Pulse logo
Pulse Region

FDA Moves to Restrict Flavored E-Cigarette Sales to Teenagers

The agency issued a proposal requiring stores to sequester flavored e-cigarettes to areas off limits to anyone younger than 18. Retailers, including convenience stores and gas stations, will be expected to verify the age of their customers.

“Evidence shows that youth are especially attracted to flavored e-cigarette products,” Gottlieb said in a statement, “and that minors are able to access these products from both brick-and-mortar retailers as well as online, despite federal restrictions on sales to anyone under 18.”

The rate of teenage vaping has risen sharply in the past few years, with 3.6 million middle and high school students reporting that they had vaped last year, according to a study by the Centers for Disease Control and Prevention. But teenage smoking continues to be at record lows, alongside the general decline in smoking rates, a pattern that public health experts warn could be reversed if nicotine addiction spurred by vaping leads young people to traditional tobacco products.

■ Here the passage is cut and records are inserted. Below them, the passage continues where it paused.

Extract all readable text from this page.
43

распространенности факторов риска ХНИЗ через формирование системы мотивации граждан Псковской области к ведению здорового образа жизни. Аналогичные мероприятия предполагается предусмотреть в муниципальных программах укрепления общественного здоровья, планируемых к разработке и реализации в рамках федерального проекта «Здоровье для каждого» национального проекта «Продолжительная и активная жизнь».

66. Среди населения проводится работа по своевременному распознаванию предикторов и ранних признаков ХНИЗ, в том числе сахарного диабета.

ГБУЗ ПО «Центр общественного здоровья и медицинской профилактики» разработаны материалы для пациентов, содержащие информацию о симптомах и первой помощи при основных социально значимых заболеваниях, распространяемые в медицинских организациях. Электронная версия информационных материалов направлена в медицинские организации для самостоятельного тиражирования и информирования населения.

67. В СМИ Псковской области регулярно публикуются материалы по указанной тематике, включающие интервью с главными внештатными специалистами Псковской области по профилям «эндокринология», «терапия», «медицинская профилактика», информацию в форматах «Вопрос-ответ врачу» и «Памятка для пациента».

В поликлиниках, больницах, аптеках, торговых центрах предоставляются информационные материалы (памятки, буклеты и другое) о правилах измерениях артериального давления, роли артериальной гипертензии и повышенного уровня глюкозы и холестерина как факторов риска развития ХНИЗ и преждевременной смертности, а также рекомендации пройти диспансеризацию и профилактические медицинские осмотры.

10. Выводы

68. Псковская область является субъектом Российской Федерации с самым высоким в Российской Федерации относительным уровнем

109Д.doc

Last fall, the FDA began a crackdown on teenage vaping, threatening to ban most flavored e-cigarettes and warning retailers to stop selling the products to minors. It stopped short of prohibiting the flavors.

But the proposal issued Wednesday outlines details for how retailers must wall off the areas where the products can be sold. It calls for a physically separated room, a spokesman said, adding that stores cannot simply hang a curtain to create a space where flavored e-cigarettes could be sold.

Retailers, including convenience store and gas station owners, are on Capitol Hill this week, lobbying against the FDA’s proposals. Some have threatened to fight the restrictions in court.

The new restrictions do not apply to menthol, mint or tobacco flavors, which the FDA wants to keep available for adults who are using e-cigarettes to quit smoking combustible cigarettes.

The proposal also calls for banning the sale of many flavored cigars.